Keywords: graph neural networks, graph representation learning, graph machine learning, bottlenecks, oversquashing, curvature, expander graphs, cayley graphs, group theory
TL;DR: We alleviate the bottleneck of graph neural networks, by propagating information over an expander family of graphs. We prove this construct alleviates oversquashing, is of subquadratic complexity, and requires no dedicated preprocessing.

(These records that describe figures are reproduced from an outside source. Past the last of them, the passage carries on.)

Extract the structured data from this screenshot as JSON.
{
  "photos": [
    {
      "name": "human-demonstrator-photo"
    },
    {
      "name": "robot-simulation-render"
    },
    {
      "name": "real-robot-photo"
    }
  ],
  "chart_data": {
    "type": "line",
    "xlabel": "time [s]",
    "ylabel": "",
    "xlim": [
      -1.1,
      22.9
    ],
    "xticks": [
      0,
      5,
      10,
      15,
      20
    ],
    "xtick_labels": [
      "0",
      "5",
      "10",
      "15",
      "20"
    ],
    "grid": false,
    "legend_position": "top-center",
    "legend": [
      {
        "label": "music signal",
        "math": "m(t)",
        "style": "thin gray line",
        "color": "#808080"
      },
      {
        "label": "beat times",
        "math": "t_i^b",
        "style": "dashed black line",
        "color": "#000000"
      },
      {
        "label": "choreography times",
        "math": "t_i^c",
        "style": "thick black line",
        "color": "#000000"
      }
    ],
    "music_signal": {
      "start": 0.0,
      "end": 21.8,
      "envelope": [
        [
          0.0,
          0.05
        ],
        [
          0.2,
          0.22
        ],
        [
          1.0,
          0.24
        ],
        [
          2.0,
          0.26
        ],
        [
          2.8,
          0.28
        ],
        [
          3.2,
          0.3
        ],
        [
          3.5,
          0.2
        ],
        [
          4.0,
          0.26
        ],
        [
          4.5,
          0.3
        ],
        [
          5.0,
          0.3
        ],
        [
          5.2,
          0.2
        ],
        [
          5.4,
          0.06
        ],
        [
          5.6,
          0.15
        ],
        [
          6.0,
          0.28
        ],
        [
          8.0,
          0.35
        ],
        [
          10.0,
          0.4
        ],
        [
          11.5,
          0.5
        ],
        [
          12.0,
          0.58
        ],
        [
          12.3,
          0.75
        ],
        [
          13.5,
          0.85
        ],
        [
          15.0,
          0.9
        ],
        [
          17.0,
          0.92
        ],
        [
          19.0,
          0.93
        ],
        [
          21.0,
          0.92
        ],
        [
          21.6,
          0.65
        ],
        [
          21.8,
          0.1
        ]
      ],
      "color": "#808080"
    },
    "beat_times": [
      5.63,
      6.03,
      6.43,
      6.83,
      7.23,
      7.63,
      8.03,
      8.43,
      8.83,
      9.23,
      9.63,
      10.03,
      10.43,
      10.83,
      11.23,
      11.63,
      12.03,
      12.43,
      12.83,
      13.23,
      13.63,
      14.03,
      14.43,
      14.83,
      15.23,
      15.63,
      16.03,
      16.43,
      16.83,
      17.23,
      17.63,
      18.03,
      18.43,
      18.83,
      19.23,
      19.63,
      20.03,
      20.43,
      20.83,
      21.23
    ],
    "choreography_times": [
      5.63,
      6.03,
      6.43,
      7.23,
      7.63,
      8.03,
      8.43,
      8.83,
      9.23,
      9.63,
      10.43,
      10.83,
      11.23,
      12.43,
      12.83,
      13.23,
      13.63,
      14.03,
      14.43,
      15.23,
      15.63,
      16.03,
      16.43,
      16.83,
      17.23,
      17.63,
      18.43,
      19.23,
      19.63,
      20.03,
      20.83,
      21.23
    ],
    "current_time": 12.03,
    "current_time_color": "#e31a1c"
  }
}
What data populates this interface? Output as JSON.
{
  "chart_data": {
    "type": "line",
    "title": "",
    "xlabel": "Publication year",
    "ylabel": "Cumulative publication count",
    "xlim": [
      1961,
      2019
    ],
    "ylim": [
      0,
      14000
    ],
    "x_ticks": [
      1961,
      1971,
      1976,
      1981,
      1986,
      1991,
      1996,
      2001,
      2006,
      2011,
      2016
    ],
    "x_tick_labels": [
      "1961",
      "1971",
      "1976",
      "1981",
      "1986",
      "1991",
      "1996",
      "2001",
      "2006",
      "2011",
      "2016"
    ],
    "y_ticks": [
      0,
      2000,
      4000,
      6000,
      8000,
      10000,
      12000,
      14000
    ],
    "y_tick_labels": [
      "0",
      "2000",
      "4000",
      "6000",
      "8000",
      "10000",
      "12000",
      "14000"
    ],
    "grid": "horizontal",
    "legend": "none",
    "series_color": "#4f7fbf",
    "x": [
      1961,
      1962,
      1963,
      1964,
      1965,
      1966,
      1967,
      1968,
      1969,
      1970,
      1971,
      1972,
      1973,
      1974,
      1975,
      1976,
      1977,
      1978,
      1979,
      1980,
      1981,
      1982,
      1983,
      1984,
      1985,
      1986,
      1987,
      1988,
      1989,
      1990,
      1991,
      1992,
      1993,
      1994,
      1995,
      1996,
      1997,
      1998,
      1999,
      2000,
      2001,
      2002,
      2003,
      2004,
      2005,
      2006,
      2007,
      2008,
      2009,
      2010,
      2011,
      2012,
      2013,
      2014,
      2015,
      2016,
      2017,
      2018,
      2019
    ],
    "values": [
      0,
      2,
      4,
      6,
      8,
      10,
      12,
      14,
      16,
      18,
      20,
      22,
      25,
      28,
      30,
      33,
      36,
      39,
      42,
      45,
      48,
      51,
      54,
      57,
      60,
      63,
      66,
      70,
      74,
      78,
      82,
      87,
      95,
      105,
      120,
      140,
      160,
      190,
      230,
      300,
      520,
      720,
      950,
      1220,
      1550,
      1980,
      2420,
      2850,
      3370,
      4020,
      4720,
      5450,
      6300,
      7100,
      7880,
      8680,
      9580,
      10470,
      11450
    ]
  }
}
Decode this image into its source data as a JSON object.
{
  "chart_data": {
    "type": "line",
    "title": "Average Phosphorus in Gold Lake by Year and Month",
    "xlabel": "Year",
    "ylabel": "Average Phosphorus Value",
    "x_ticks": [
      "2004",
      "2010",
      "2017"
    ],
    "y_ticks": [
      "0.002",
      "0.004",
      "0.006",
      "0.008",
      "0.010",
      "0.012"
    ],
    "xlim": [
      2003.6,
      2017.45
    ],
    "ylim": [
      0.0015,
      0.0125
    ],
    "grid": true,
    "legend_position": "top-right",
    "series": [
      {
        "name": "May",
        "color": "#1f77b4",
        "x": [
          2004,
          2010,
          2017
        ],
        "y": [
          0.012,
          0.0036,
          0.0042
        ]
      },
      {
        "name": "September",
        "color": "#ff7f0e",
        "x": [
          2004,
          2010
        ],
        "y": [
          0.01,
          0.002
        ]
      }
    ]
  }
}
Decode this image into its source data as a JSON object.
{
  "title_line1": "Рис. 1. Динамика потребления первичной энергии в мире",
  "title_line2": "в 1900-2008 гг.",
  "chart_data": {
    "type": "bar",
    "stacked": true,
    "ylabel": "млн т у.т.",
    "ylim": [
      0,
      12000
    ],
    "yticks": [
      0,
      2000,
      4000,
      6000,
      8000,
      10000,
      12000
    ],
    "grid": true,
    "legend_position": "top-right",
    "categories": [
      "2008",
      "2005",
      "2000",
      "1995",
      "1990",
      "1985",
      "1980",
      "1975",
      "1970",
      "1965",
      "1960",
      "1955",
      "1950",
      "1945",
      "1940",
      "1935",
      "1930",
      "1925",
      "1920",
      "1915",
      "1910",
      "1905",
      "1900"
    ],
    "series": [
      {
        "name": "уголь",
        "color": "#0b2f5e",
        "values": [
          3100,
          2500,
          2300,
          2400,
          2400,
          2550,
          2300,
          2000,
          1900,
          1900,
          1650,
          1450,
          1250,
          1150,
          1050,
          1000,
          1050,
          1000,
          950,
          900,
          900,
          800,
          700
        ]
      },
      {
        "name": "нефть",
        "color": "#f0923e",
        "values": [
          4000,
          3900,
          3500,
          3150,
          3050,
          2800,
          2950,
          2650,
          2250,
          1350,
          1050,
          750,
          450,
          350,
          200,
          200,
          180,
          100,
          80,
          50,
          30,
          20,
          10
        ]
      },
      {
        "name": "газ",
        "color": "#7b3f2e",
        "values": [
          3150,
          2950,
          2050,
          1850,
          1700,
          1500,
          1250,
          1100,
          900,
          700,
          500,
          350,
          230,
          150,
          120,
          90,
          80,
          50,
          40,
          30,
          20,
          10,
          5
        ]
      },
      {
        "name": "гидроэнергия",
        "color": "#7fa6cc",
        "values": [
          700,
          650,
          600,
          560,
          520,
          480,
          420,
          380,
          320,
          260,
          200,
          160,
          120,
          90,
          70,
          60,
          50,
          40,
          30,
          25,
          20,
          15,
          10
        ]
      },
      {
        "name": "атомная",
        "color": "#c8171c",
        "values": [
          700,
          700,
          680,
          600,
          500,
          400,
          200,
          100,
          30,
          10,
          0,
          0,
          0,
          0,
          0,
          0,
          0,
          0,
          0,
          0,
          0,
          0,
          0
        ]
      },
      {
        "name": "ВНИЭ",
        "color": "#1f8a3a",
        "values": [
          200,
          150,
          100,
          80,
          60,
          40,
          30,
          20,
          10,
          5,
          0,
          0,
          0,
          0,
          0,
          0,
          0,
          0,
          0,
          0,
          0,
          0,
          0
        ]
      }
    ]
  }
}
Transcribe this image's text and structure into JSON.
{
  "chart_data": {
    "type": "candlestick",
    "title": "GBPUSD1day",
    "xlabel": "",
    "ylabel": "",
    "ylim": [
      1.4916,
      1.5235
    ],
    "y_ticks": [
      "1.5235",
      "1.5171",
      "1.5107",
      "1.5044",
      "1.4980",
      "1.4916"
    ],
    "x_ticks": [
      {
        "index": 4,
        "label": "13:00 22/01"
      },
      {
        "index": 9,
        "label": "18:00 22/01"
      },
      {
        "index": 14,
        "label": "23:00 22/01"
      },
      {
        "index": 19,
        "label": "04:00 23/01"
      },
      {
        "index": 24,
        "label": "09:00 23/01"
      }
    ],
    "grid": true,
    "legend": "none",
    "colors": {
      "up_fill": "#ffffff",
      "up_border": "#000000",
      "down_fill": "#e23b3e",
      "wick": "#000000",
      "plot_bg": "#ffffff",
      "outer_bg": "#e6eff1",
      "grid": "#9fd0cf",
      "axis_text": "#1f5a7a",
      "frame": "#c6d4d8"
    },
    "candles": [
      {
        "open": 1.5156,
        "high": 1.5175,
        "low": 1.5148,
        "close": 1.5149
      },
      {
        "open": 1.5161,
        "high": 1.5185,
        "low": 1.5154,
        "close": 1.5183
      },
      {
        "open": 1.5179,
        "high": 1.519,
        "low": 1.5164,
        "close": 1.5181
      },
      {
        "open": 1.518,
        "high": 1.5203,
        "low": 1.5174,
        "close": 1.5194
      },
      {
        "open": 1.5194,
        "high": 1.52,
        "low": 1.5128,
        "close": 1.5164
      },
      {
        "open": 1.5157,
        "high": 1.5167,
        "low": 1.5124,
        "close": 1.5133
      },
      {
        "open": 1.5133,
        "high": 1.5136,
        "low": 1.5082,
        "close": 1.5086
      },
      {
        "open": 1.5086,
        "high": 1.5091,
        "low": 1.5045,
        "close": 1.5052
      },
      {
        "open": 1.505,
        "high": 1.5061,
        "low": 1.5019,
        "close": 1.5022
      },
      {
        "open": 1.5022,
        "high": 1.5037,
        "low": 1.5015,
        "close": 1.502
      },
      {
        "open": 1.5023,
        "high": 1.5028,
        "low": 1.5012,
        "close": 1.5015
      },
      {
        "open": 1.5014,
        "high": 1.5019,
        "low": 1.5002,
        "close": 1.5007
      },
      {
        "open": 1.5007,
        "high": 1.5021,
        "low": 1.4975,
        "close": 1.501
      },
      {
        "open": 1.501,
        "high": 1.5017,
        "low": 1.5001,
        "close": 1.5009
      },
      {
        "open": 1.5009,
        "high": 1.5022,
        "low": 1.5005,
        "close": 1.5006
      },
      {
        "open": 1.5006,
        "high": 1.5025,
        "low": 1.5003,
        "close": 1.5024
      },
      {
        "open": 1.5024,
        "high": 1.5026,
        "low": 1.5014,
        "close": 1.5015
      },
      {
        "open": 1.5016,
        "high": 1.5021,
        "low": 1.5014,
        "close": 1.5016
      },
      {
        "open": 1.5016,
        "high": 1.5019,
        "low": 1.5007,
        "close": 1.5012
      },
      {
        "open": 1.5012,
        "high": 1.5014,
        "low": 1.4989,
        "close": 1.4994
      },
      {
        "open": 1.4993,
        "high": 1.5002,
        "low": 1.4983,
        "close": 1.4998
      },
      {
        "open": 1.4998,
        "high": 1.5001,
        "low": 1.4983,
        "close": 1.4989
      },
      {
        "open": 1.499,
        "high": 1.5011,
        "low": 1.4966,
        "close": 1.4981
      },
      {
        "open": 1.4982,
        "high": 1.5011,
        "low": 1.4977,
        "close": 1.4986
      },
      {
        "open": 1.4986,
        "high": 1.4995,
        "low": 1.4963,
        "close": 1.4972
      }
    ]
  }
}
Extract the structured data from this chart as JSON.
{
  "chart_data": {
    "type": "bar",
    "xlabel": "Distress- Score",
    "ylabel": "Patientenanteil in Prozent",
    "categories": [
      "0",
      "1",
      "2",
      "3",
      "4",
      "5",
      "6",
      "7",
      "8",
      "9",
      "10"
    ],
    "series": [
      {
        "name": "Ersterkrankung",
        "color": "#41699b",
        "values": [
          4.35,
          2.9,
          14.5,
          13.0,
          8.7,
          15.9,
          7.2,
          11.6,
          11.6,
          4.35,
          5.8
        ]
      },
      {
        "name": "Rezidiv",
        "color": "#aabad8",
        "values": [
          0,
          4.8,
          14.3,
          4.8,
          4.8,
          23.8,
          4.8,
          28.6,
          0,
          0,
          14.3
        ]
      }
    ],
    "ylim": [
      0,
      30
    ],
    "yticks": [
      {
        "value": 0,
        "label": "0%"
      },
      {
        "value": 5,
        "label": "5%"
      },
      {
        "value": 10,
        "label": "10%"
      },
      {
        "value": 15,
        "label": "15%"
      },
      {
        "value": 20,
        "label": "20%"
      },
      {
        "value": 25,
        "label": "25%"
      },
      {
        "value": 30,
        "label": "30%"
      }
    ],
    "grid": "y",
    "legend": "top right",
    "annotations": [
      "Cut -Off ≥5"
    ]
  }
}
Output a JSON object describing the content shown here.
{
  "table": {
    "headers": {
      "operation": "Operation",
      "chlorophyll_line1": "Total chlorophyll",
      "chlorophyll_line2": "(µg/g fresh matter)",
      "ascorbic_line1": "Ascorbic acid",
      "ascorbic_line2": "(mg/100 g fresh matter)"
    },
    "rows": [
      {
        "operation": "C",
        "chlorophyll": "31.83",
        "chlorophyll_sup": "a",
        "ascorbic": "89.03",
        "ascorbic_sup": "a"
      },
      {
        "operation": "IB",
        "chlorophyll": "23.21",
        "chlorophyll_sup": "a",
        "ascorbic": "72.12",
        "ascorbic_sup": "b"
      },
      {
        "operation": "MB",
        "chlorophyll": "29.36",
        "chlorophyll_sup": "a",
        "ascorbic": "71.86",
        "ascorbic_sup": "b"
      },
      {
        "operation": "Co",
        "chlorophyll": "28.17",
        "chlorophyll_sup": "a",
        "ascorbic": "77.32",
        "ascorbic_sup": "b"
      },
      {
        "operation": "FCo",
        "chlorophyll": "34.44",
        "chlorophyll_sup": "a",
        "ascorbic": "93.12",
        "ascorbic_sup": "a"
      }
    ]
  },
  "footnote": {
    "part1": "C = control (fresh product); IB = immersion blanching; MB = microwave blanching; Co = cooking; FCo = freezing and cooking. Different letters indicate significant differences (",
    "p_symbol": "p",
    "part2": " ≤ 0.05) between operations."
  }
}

Abstract: Deploying graph neural networks (GNNs) on whole-graph classification or regression tasks is known to be challenging: it often requires computing node features that are mindful of both local interactions in their neighbourhood and the global context of the graph structure. GNN architectures that navigate this space need to avoid pathological behaviours, such as bottlenecks and oversquashing, while ideally having linear time and space complexity requirements. In this work, we propose an elegant approach based on propagating information over expander graphs. We provide an efficient method for constructing expander graphs of a given size, and use this insight to propose the EGP model. We show that EGP is able to address all of the above concerns, while requiring minimal effort to set up, and provide evidence of its empirical utility on relevant datasets and baselines in the Open Graph Benchmark. Importantly, using expander graphs as a template for message passing necessarily gives rise to negative curvature. While this appears to be counterintuitive in light of recent related work on oversquashing, we theoretically demonstrate that negatively curved edges are likely to be required to obtain scalable message passing without bottlenecks. To the best of our knowledge, this is a previously unstudied result in the context of graph representation learning, and we believe our analysis paves the way to a novel class of scalable methods to counter oversquashing in GNNs.